8. Where this control plane earns its keep
This harness is useful anywhere the cost of silent process failure is high: ML experiments, leakage-prone feature work, backtesting and validation loops, long-running technical sessions that need state continuity, and evidence-sensitive writing or review.
The claim is deliberately narrow. The system is not interesting because it sounds autonomous.

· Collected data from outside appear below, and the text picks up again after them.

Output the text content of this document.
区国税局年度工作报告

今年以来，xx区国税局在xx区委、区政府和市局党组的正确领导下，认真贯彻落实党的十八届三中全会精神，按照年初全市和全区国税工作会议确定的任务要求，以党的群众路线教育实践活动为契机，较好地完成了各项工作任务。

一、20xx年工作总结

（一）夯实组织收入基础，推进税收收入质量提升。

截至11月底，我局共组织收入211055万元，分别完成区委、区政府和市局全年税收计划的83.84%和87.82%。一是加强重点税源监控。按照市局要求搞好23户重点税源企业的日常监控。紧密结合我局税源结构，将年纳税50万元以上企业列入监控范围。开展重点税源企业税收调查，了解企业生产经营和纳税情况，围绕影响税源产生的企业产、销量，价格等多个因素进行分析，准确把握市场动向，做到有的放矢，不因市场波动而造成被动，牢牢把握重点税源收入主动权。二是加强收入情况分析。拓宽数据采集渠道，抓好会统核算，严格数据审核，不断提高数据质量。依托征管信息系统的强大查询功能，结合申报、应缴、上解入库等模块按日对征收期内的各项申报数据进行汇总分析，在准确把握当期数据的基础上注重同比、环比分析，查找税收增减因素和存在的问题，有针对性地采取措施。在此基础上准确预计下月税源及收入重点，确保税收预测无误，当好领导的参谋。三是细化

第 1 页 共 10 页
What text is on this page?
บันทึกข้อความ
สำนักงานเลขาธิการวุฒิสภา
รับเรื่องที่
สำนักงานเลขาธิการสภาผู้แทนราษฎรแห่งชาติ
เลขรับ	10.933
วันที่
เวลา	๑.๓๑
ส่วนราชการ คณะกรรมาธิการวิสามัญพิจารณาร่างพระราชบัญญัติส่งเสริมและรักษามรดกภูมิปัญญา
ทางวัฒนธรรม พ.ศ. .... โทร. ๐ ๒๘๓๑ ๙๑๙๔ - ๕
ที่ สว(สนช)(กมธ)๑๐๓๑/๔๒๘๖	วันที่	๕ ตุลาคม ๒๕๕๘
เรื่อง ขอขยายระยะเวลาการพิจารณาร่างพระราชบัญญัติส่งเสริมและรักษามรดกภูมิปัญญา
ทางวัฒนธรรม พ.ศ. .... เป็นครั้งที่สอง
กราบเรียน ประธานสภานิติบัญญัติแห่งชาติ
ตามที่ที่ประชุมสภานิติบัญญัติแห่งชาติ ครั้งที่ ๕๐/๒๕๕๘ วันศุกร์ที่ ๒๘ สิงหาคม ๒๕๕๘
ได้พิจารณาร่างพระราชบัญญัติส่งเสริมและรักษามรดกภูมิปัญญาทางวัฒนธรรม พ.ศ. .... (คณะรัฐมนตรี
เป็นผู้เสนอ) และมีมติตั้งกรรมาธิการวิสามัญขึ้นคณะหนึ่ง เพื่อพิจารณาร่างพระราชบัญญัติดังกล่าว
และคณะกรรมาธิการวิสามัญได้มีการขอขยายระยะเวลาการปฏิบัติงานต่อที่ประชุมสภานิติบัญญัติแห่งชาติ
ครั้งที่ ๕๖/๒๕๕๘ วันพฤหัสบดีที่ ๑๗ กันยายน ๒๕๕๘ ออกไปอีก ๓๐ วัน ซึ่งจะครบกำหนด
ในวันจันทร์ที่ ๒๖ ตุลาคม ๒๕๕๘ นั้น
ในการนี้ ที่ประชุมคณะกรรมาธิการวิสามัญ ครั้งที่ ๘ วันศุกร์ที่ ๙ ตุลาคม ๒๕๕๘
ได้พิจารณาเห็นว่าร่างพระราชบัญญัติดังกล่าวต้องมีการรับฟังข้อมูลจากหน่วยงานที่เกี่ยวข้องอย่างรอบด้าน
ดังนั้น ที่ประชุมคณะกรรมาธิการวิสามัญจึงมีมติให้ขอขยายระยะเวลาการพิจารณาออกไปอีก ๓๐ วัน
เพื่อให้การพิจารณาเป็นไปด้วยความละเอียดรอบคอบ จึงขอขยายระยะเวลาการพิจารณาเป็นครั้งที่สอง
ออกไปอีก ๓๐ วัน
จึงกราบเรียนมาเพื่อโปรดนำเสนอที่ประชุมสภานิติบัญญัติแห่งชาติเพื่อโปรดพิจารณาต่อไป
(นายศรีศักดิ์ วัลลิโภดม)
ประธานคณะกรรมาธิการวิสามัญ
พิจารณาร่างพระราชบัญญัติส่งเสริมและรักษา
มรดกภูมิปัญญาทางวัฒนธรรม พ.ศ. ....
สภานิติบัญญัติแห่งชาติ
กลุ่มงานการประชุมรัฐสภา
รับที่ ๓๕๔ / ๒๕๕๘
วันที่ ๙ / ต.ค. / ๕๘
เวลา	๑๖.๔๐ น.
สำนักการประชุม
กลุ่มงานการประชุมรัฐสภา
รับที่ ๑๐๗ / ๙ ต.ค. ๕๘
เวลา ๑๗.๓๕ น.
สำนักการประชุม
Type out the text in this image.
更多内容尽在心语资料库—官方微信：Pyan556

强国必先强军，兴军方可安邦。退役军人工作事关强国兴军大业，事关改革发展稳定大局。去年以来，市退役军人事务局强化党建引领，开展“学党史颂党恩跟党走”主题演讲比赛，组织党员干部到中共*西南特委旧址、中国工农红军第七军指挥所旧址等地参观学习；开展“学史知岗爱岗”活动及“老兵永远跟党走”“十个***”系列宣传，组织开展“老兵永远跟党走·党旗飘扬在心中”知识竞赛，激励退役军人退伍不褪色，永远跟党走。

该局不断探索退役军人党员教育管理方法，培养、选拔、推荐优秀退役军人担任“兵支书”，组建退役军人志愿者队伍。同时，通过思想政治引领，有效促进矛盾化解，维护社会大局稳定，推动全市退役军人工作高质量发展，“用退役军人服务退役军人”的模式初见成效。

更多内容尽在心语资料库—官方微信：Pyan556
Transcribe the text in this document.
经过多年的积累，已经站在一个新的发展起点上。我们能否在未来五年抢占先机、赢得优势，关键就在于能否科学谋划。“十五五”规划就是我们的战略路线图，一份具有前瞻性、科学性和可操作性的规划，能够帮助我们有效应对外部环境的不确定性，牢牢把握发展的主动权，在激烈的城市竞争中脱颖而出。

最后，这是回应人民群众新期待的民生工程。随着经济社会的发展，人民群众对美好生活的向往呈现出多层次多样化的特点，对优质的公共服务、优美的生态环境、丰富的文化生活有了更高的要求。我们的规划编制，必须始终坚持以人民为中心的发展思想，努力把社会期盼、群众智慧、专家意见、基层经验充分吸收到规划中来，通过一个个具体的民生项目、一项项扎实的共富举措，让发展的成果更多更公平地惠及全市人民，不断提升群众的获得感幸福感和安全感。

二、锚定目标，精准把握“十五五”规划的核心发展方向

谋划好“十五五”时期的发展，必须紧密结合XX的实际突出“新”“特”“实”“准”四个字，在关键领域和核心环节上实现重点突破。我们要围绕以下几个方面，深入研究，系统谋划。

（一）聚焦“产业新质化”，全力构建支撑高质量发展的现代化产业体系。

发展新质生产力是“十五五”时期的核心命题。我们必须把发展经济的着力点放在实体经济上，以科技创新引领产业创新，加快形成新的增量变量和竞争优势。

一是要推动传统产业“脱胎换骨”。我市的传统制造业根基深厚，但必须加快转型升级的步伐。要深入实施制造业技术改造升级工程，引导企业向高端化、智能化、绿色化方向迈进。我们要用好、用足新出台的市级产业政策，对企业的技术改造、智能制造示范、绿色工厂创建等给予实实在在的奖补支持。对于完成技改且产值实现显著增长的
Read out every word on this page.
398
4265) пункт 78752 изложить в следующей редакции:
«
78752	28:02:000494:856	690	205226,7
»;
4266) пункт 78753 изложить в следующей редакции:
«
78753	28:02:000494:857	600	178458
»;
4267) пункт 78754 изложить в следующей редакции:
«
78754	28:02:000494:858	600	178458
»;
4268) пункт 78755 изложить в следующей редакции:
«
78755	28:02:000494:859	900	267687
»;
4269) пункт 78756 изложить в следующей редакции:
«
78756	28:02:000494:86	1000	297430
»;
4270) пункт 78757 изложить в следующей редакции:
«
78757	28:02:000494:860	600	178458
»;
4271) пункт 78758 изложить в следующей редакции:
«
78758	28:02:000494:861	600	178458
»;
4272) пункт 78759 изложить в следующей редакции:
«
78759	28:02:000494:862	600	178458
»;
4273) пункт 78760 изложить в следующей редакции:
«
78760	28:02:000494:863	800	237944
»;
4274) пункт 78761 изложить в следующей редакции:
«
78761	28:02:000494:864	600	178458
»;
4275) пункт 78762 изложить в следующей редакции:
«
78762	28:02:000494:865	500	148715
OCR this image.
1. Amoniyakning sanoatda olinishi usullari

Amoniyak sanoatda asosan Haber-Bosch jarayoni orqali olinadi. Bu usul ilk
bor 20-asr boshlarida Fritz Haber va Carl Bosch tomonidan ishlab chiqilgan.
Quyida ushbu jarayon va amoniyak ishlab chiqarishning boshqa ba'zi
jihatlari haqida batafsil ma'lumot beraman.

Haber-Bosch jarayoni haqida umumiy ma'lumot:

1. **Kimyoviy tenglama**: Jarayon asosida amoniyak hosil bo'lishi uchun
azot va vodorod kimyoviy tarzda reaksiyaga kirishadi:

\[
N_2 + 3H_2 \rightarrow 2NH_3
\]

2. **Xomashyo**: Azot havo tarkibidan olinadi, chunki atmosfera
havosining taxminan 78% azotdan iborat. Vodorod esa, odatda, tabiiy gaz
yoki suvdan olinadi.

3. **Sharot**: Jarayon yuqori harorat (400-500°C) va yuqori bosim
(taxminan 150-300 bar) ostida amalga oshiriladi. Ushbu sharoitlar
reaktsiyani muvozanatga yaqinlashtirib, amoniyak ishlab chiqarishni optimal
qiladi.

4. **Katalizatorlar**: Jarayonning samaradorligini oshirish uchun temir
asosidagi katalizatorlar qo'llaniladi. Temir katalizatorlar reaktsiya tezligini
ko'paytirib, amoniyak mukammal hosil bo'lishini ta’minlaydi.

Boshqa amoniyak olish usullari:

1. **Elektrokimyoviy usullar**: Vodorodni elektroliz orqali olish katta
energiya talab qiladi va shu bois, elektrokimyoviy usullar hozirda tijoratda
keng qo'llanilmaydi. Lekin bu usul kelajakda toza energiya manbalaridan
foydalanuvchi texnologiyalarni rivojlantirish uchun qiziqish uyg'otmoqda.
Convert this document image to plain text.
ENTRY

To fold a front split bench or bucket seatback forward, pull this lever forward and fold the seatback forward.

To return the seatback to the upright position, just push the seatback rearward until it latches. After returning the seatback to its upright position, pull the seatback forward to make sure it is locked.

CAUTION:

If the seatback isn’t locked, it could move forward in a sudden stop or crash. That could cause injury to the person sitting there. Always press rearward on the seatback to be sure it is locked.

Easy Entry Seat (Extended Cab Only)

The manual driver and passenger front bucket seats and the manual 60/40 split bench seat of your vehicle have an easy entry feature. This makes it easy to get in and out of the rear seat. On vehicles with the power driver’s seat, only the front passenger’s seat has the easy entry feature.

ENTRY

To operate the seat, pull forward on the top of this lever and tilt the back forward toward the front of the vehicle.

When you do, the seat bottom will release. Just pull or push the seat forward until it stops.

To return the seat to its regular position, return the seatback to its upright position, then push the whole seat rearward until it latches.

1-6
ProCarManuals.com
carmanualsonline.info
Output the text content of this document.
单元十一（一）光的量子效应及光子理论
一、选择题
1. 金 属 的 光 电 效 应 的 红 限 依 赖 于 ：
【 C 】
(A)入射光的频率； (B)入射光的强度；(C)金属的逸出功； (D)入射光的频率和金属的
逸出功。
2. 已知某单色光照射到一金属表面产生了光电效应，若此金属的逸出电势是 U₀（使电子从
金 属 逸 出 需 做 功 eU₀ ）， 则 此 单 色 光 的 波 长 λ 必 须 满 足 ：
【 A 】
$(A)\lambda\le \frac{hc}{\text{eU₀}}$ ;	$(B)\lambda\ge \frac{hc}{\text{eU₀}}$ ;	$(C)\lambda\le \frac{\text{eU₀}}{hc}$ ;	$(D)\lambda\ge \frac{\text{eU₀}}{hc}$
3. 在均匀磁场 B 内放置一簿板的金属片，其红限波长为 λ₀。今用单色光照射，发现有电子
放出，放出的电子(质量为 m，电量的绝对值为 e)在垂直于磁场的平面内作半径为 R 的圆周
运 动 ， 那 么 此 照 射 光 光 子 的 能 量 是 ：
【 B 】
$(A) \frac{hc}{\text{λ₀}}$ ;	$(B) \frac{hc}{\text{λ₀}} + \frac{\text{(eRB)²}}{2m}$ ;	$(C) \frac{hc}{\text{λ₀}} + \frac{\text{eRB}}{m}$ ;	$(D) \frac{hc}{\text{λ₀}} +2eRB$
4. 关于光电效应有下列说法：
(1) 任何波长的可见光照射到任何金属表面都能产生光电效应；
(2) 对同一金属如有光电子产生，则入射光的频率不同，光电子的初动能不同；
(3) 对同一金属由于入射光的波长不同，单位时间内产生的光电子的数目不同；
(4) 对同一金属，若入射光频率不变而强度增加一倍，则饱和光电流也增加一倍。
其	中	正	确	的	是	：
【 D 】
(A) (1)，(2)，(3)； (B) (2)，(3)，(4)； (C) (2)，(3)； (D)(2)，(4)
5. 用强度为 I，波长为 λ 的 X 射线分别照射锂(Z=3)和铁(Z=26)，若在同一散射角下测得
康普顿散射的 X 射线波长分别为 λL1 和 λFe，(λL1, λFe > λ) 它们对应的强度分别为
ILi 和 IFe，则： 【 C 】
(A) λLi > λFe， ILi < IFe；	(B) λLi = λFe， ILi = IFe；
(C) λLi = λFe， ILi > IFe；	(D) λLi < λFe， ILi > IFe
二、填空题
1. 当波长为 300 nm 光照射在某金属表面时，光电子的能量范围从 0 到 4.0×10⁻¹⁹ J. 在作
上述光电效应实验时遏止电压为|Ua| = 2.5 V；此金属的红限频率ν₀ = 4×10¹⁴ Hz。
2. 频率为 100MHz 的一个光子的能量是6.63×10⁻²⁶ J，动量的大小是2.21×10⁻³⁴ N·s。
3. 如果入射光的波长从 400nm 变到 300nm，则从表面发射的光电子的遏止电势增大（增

It is interesting because it makes stale state, unsupported claims, weak verification, and known time-series mistakes harder to hide.
8.1 Implemented controls versus planned controls
| Mechanism | Status | Public-safe claim |
|---|---|---|
| Blocked time-series rules | Implemented policy | The harness has explicit anti-leakage stop conditions. |
| Artifact generation | Implemented code | Runs emit canonical manifests and pipeline evidence. |
| Benchmark split governance | Implemented workflow | Train/public/holdout provenance is mechanically tracked. |
| Local gate plugins | Implemented locally | Useful local controls, not universal platform guarantees. |
| Full routing excellence | Not yet proven | Current public evidence does not support a strong success claim. |
Notes
- The factual basis for this page comes from the actual operating rules, control-plan documents, orchestration prompt, evaluation code, and benchmark artifacts. The value here is the control logic, not the branding.
- This page avoids role-name marketing on purpose. The hiring signal is the enforcement logic, state handling, artifact generation, and failure discipline.
- The examples and rule blocks are included because they map directly to real ML, backtesting, and time-series failure modes.